Decline in bank loan default
It is one of those positive bits of trends that hearten us not so much because they are substantive as for the fact that they are rare and had to be achieved the hard way. At long last, we hear the news of bank loan default rate decreasing -- during January to September 2005. It stood at 16.34 percent of the banks' total outstanding loans representing a slender decline by 1.29 percentage points over the benchmark. The downward trend in bad loans as proportion of total outstanding loans is welcome news in spite of its small size.

But the issue is the partial nature of success, laurels the banking system cannot rest its oars on. The success is limited to only private commercial banks (PCBs) and Development Financial Institutions (DFIs) like Bangladesh Shilpa Bank and Shilpa Rin Sangstha. In the nationalised commercial banks (NCBs) and foreign commercial banks (FCBs) classified defaulted loans increased during the nine-month period in question.

This mixed bag situation is reflective of contradictions on two levels: within the banking system on the one hand, and between the banks and the Bangladesh Bank on the other. Speaking of private sector banks, local private banks have accounted for a downswing in the default rate whereas foreign banks in the same sector present a different picture.

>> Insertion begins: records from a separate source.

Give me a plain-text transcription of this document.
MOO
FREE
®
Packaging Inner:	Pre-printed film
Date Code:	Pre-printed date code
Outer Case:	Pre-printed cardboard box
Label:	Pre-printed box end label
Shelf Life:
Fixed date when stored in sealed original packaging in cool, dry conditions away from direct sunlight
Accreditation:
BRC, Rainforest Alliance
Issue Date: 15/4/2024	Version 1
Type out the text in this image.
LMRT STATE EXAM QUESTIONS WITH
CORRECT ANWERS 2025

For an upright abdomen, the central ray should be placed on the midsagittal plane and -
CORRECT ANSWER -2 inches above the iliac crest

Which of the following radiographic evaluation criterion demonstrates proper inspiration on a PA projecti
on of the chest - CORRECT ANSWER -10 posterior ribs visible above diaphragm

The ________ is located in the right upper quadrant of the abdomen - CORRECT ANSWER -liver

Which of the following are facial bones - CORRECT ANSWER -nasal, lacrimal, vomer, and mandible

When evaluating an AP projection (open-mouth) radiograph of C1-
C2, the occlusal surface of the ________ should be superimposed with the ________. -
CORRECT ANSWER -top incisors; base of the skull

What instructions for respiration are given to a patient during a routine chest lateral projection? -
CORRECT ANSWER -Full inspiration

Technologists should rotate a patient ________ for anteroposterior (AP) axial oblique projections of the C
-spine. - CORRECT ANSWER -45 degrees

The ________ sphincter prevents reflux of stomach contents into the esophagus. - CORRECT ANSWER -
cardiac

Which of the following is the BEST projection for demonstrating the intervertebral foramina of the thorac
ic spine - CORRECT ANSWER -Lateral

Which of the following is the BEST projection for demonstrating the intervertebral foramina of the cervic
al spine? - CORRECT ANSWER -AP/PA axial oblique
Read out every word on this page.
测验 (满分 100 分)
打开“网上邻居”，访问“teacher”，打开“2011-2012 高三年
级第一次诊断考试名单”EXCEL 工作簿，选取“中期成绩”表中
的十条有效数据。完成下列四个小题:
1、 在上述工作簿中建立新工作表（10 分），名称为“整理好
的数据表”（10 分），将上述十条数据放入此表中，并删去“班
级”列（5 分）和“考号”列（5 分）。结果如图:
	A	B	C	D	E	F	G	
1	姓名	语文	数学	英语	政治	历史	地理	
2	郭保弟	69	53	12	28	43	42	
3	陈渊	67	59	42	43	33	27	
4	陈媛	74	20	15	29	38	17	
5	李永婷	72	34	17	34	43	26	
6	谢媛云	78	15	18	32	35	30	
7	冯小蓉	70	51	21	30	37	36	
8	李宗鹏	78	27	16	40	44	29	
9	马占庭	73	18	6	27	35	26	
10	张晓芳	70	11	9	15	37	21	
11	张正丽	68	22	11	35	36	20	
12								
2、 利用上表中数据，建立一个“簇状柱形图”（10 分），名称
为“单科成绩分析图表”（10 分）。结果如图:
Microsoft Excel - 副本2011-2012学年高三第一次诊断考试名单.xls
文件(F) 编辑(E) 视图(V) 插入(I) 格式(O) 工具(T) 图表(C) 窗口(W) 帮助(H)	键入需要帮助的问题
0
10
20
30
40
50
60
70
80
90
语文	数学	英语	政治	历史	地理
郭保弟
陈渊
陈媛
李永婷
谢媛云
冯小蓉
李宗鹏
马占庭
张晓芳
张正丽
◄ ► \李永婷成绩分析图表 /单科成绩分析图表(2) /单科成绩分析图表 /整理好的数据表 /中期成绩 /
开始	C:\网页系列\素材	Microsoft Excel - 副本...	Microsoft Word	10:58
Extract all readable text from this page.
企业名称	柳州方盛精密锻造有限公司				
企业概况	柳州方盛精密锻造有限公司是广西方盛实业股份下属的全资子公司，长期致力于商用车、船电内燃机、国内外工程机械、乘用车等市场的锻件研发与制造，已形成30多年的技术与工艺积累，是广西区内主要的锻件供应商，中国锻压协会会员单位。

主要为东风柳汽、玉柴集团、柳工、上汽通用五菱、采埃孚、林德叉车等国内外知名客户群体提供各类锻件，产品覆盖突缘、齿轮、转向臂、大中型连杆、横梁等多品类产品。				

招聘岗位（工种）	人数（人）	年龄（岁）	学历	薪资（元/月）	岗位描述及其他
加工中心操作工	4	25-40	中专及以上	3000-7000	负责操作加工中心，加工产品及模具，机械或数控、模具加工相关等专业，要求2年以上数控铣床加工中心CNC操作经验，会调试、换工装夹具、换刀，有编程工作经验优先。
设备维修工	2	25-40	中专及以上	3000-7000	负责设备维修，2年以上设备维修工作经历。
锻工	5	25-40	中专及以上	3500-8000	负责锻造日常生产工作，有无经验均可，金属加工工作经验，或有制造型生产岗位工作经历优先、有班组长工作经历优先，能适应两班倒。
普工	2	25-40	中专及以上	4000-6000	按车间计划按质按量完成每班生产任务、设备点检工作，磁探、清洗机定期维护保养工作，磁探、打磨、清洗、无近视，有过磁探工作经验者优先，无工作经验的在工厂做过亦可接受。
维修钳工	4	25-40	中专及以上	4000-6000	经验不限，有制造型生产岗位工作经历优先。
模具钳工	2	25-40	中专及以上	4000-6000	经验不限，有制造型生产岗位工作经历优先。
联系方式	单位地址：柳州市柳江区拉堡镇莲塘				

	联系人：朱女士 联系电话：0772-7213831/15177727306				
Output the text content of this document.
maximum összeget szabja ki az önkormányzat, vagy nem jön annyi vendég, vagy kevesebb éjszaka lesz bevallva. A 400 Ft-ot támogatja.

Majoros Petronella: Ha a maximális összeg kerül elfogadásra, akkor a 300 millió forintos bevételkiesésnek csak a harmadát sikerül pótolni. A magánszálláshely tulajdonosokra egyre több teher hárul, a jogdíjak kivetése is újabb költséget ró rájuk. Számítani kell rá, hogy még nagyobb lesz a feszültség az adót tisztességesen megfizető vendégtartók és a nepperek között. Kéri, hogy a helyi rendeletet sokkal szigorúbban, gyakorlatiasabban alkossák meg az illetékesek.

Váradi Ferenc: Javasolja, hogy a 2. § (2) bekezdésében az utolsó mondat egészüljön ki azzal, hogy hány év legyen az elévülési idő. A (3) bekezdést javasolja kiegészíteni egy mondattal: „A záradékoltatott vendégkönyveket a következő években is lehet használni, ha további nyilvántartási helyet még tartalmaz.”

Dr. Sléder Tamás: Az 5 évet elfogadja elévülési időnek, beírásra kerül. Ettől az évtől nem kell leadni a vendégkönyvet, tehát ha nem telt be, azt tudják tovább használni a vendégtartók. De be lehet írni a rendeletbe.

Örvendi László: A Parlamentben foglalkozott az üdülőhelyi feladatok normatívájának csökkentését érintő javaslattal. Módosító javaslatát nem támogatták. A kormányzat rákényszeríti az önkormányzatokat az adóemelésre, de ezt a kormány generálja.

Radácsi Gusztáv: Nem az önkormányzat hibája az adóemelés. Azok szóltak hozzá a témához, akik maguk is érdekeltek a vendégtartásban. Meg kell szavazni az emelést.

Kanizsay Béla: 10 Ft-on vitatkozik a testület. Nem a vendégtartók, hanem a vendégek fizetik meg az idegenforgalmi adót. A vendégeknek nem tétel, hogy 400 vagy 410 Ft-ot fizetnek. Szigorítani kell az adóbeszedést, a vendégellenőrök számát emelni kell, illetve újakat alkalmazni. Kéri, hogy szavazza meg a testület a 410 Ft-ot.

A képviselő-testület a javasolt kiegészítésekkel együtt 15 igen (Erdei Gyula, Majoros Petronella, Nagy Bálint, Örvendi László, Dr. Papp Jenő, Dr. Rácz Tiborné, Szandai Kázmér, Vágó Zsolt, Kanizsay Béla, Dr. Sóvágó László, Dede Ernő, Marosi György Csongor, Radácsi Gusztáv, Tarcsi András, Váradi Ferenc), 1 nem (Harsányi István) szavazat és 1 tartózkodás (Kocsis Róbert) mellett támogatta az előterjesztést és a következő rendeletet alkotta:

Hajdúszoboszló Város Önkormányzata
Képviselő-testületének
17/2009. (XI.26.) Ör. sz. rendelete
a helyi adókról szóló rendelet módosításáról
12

It is somewhat baffling, but certainly explicable that classified loans in the NCBs show no signs of diminishing. Bangladesh Bank must be credited with a degree of watchdog success in having the local private banks contain the high default rate, practically by insisting on high provisioning against loans; but it is hard to explain why the NCBs which are more directly regulated by the central bank should have failed to reduce default!

There is an explanation though, and that's where the crux of the problem lies: NCBs have floundered on the rock of the state-owned enterprises' huge accumulated defaults.

Charity must begin at home. The public sector will have to set the example in financial discipline first before there can be any broader band change across the whole economy.